In his new series ‘Talking Point!’, Garry hopes to stimulate discussion and talk from a Christian perspective about issues that are in the news today, equipping Christians to understand and explain the Biblical reasons for why we believe what we believe on certain issues. The first topic was euthanasia (from the Greek for ‘good death’), also known as assisted suicide or mercy killing. Euthanasia is defined as ‘taking a deliberate action with the express intention of ending a life to relieve intractable, persistent, unstoppable suffering’ and can involve voluntary euthanasia (in which the person who is suffering consents to their life being taken; this is legal in Belgium, Luxembourg, the Netherlands, Switzerland the states of Oregon and Washington in the USA) and involuntary euthanasia (which is euthanasia conducted without the person’s consent, usually because the person is incapable of doing so himself.)

Euthanasia can also be described as either passive (when life-sustaining treatments are withheld, which may result in death but which can be argued is not intended to take life, rather simply allowing nature to take its course) or active (usually involving lethal substances or force – eg smothering with a pillow).
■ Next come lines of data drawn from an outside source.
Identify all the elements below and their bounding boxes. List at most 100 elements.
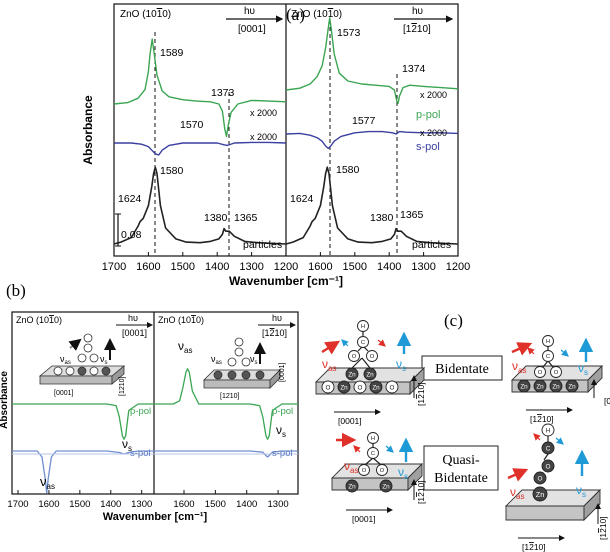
- panel-a-xlabel: Wavenumber [cm⁻¹]: [229, 274, 343, 288]
- b-tick-label: 1500: [205, 499, 226, 510]
- b-left-atom: [77, 366, 87, 376]
- c-atom-zn-label: Zn: [536, 383, 544, 390]
- c-atom-o: [366, 350, 378, 362]
- c-atom-o-label: O: [538, 475, 543, 482]
- c-atom-zn: [337, 380, 351, 394]
- c-atom-o-label: O: [358, 384, 363, 391]
- a-right-s-pol-label: s-pol: [416, 141, 440, 153]
- b-left-nu-s: νs: [100, 354, 108, 366]
- b-right-atom: [241, 357, 251, 367]
- c-atom-zn: [549, 379, 563, 393]
- series-line-s-pol: [154, 450, 298, 458]
- panel-a-left-header: ZnO (1010) hυ [0001]: [120, 6, 284, 35]
- c-atom-h-label: H: [371, 436, 375, 442]
- a-tick-label: 1600: [308, 261, 332, 273]
- c-bond: [372, 457, 381, 465]
- b-left-atom: [65, 366, 75, 376]
- series-line-particles: [113, 166, 287, 245]
- b-right-nu-as: νas: [211, 354, 222, 366]
- a-left-p-dip: 1373: [211, 87, 235, 99]
- b-right-nu-s-label: νs: [276, 423, 286, 439]
- series-line-p-pol: [12, 403, 154, 440]
- panel-b-right-direction: [1210]: [262, 328, 287, 338]
- b-left-dir-1210: [1210]: [119, 376, 126, 396]
- c-dir-1210: [1210]: [522, 542, 546, 552]
- b-left-nu-s-label: νs: [122, 437, 132, 453]
- b-tick-label: 1300: [131, 499, 152, 510]
- a-right-p-peak: 1573: [337, 27, 361, 39]
- c-dir-1210: [1210]: [530, 414, 554, 424]
- c-atom-zn-label: Zn: [568, 383, 576, 390]
- b-right-atom: [227, 357, 237, 367]
- b-left-dir-0001: [0001]: [54, 390, 74, 397]
- c-atom-c-label: C: [546, 354, 550, 360]
- c-atom-zn-label: Zn: [382, 483, 390, 490]
- a-left-s-num: 1570: [180, 119, 204, 131]
- c-atom-h: [367, 432, 379, 444]
- panel-a-right-series: [285, 17, 459, 245]
- b-left-atom: [101, 366, 111, 376]
- series-line-s-pol: [12, 450, 154, 494]
- c-bond: [361, 357, 371, 369]
- series-line-p-pol: [154, 368, 298, 440]
- c-atom-o-label: O: [390, 384, 395, 391]
- panel-a-right-direction: [1210]: [403, 24, 431, 35]
- b-left-atom: [83, 343, 93, 353]
- a-scale-bar-label: 0.08: [121, 229, 142, 241]
- a-right-particles-label: particles: [412, 239, 451, 251]
- b-right-atom: [234, 337, 244, 347]
- c-atom-o: [353, 380, 367, 394]
- c-atom-o: [385, 380, 399, 394]
- a-left-p-scale: x 2000: [250, 108, 277, 118]
- c-slab-front: [331, 477, 409, 491]
- series-line-s-pol: [285, 130, 459, 150]
- a-tick-label: 1500: [171, 261, 195, 273]
- c-arrow: [507, 468, 529, 482]
- c-nu-s: νs: [578, 361, 588, 377]
- panel-b-left-molecule-sketch: νas νs [0001] [1210]: [38, 333, 126, 397]
- c-atom-o: [533, 471, 547, 485]
- c-atom-c-label: C: [546, 445, 551, 452]
- c-atom-zn-label: Zn: [348, 371, 356, 378]
- a-tick-label: 1300: [239, 261, 263, 273]
- series-line-p-pol: [285, 17, 459, 104]
- b-right-slab-end: [269, 369, 281, 389]
- panel-label-c: (c): [444, 311, 463, 330]
- panel-b-right-molecule-sketch: νas νs [1210] [0001]: [203, 337, 286, 400]
- a-right-s-num: 1577: [352, 115, 376, 127]
- panel-a-right-surface: ZnO (1010): [291, 9, 342, 20]
- bidentate-label-box: [421, 355, 503, 381]
- b-tick-label: 1700: [7, 499, 28, 510]
- c-atom-zn-label: Zn: [366, 371, 374, 378]
- c-atom-o: [541, 459, 555, 473]
- c-nu-s: νs: [576, 483, 586, 499]
- series-line-particles: [285, 166, 459, 245]
- c-arrow: [511, 342, 533, 356]
- c-atom-zn: [532, 486, 548, 502]
- series-line-p-pol: [113, 38, 287, 138]
- c-dir-0001: [0001]: [604, 396, 610, 406]
- panel-label-a: (a): [286, 5, 305, 24]
- c-nu-s: νs: [398, 465, 408, 481]
- panel-b-right-series: [154, 368, 298, 458]
- c-atom-zn-label: Zn: [552, 383, 560, 390]
- panel-b-frame: [11, 311, 299, 495]
- b-tick-label: 1400: [100, 499, 121, 510]
- b-left-atom: [89, 353, 99, 363]
- c-atom-zn: [345, 479, 359, 493]
- b-left-slab-end: [111, 365, 125, 385]
- c-atom-c-label: C: [371, 451, 375, 457]
- panel-a-xticks: 1700 1600 1500 1400 1300 1200 1600 1500 1400 1300…: [102, 252, 470, 273]
- c-atom-o: [534, 366, 546, 378]
- c-arrow: [385, 445, 394, 453]
- c-atom-zn: [369, 380, 383, 394]
- c-atom-o-label: O: [380, 468, 385, 474]
- a-right-particles-peak: 1580: [336, 164, 360, 176]
- b-left-gray-arrow: [68, 338, 82, 351]
- b-tick-label: 1600: [38, 499, 59, 510]
- panel-b-xlabel: Wavenumber [cm⁻¹]: [103, 511, 208, 523]
- c-atom-o-label: O: [370, 354, 375, 360]
- c-atom-zn-label: Zn: [348, 483, 356, 490]
- c-atom-h: [542, 335, 554, 347]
This is very much a topical issue – on 16th July 2015, the widow of an assisted suicide campaigner lost her legal battle against the UK Government for the right to die (Jane Nicklinson, whose husband, Tony, died of locked-in syndrome in 2012) and on 20th July 2015 the High Court dismissed a claim from a man with locked-in syndrome that doctors should be allowed to help him to die. In those countries where assisted suicide is legal, however, it is easy to see that what may begin with good intentions can easily continue into practices which most people find abhorrent: Carrie Dedrick in Belgium was prescribed the ‘treatment’ of death for her mental illness in 2013;  in February 2014, Belgium’s parliament voted in favour of child euthanasia, allowing children who are terminally ill to request euthanasia.
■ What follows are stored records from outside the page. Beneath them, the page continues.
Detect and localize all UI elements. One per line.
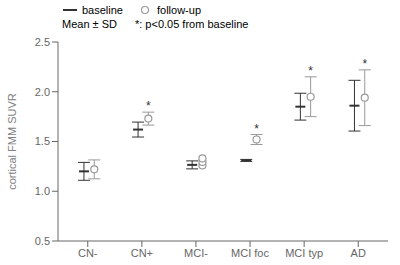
svg-text:*: * [308,64,313,78]
svg-text:2.0: 2.0 [35,86,50,98]
svg-text:CN-: CN- [78,247,98,259]
html-text:Mean ± SD: Mean ± SD [62,18,117,30]
svg-text:MCI typ: MCI typ [285,247,323,259]
html-text:*: p<0.05 from baseline: *: p<0.05 from baseline [135,18,249,30]
svg-text:*: * [254,122,259,136]
svg-text:AD: AD [351,247,366,259]
svg-text:*: * [146,99,151,113]
svg-text:MCI-: MCI- [184,247,208,259]
svg-text:1.0: 1.0 [35,185,50,197]
svg-text:CN+: CN+ [131,247,153,259]
html-text:follow-up: follow-up [157,4,201,16]
svg-text:MCI foc: MCI foc [231,247,269,259]
html-text:baseline: baseline [82,4,123,16]
svg-text:0.5: 0.5 [35,235,50,247]
svg-text:1.5: 1.5 [35,135,50,147]
svg-text:cortical FMM SUVR: cortical FMM SUVR [8,93,18,190]
svg-text:2.5: 2.5 [35,36,50,48]
svg-text:*: * [362,57,367,71]
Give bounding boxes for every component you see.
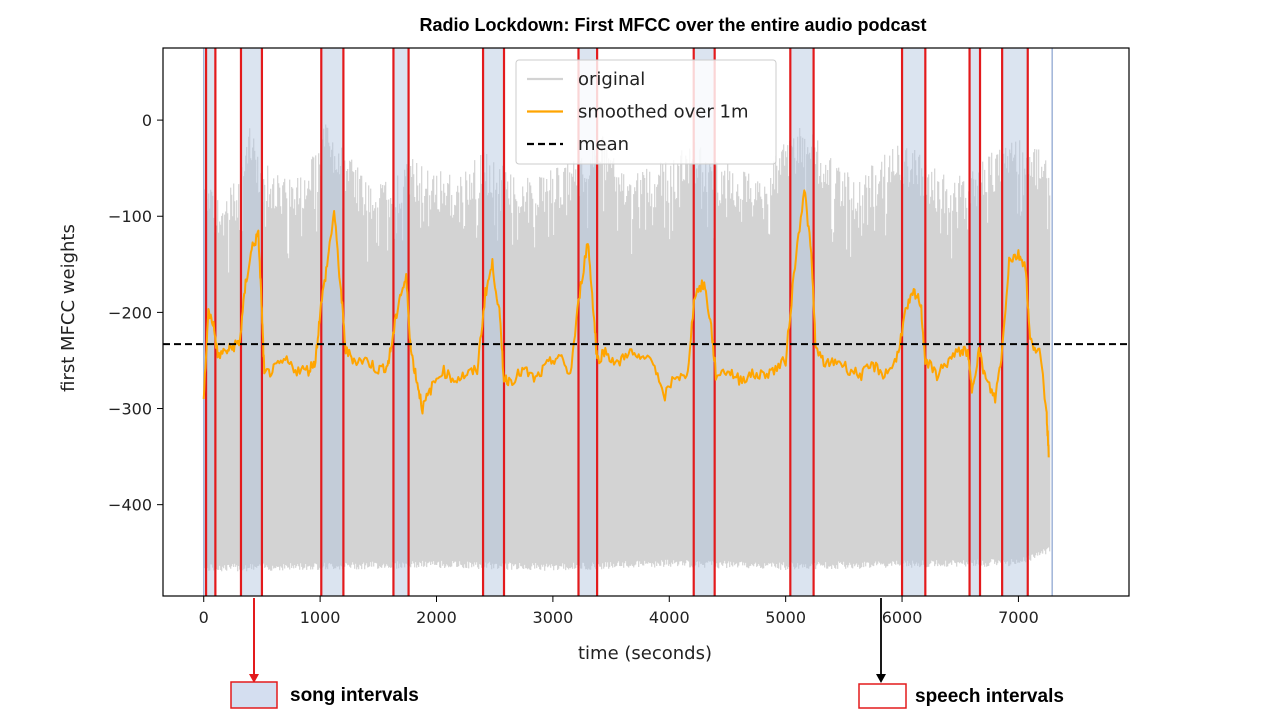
y-tick-label: −400 xyxy=(108,496,152,515)
x-tick-label: 3000 xyxy=(533,608,574,627)
song-legend-swatch xyxy=(230,681,278,709)
song-interval-band xyxy=(790,48,814,596)
plot-area xyxy=(163,48,1129,596)
x-tick-label: 0 xyxy=(199,608,209,627)
song-interval-band xyxy=(240,48,262,596)
x-axis-label: time (seconds) xyxy=(578,643,712,664)
song-interval-band xyxy=(693,48,715,596)
legend-box xyxy=(515,59,777,165)
legend: original smoothed over 1m mean xyxy=(515,59,777,165)
song-interval-band xyxy=(578,48,598,596)
y-tick-label: −300 xyxy=(108,400,152,419)
y-tick-label: 0 xyxy=(142,111,152,130)
chart-title: Radio Lockdown: First MFCC over the enti… xyxy=(419,15,926,35)
song-interval-band xyxy=(902,48,926,596)
y-axis-label: first MFCC weights xyxy=(58,224,79,392)
speech-legend-swatch xyxy=(858,683,907,709)
speech-arrow-head xyxy=(876,674,886,683)
song-interval-band xyxy=(969,48,981,596)
x-tick-label: 1000 xyxy=(300,608,341,627)
axes: 0 1000 2000 3000 4000 5000 6000 7000 0 −100 −200 −3… xyxy=(108,47,1130,627)
y-tick-label: −200 xyxy=(108,303,152,322)
song-arrow-head xyxy=(249,674,259,683)
plot-content xyxy=(163,48,1129,596)
song-interval-band xyxy=(1002,48,1028,596)
smoothed-series-line xyxy=(202,189,1050,458)
x-tick-label: 7000 xyxy=(998,608,1039,627)
plot-frame xyxy=(162,47,1130,597)
speech-intervals-label: speech intervals xyxy=(915,686,1064,707)
x-tick-label: 2000 xyxy=(416,608,457,627)
legend-entry-label: original xyxy=(578,69,645,90)
annotations: song intervals speech intervals xyxy=(230,598,1064,709)
legend-entry-label: smoothed over 1m xyxy=(578,102,748,123)
x-tick-label: 4000 xyxy=(649,608,690,627)
song-interval-band xyxy=(206,48,216,596)
x-tick-label: 6000 xyxy=(882,608,923,627)
legend-entry-label: mean xyxy=(578,134,629,155)
song-intervals-label: song intervals xyxy=(290,685,419,706)
y-tick-label: −100 xyxy=(108,207,152,226)
song-interval-band xyxy=(483,48,505,596)
song-interval-band xyxy=(321,48,344,596)
song-interval-band xyxy=(393,48,409,596)
x-tick-label: 5000 xyxy=(765,608,806,627)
Euthanasia is often seen as kindness towards those who are suffering. It is seen as a way of easing people’s pain – surely a laudable goal! Those in favour want to give people ‘a dignified death’. People want to have autonomy and control over how they die as much as how they live; they want to exercise ‘choice’ and ‘control.’ These aims seem praiseworthy and there is no doubt that those who suffer often do face great pain and there are difficult decisions to be made by families and patients. It is ironic that in surveys (usually of those who are healthy and not in pain!), over half are in favour of euthanasia. When pain is managed well (in hospices for the terminally ill, for example), however, and surveys are taken amongst those who are actually suffering, the percentage in favour of euthanasia is much lower (less than 1%.) Our will to live is strong in the majority of cases, even when observers might declare there is no ‘quality of life worth living.’ Nick Vujicic, a man born with tetra-amelia syndrome (born without arms and legs), could be described as having no ‘quality of life’, but his amazing personality shines through and defies this evaluation. Judging someone else’s quality of life is inevitably subjective.

Euthanasia is judged wrong by Christians because of the Biblical view of the sanctity of human life and the role of God as the author and preserver of life. Deut 32:39 and Job 1:21 remind us that the Lord is sovereign over life and death. Eccl 3:2 tells us there is a time to be born and a time to die, but life and death are not our ‘rights’, but God’s gifts to us. Ps 139:16 tells us that God saw our unformed bodies in our mother’s womb; all the days ordained for us were written in His book. Active euthanasia is effectively murder, which is forbidden by God (see Ex 20:13), since it is premeditated killing. The intention behind the killing may be merciful, but we are not equipped to make those judgments (people in comas have recovered, for example; those diagnosed with terminal illnesses have not died.) Euthanasia denies God the opportunity to work in a shattered life and bring glory to His name; it assumes the mantle of God in making life-or-death decisions which, as history shows us, cannot always be taken by those who are incorruptible. Heart-wrenching though many of the stories advocating euthanasia may be, we need to defend the rights of the defenceless (the disabled, the elderly, the very young who may have no voice but whose lives are precious in God’s sight) and uphold the value and worth of every human life, since we are all made in God’s image.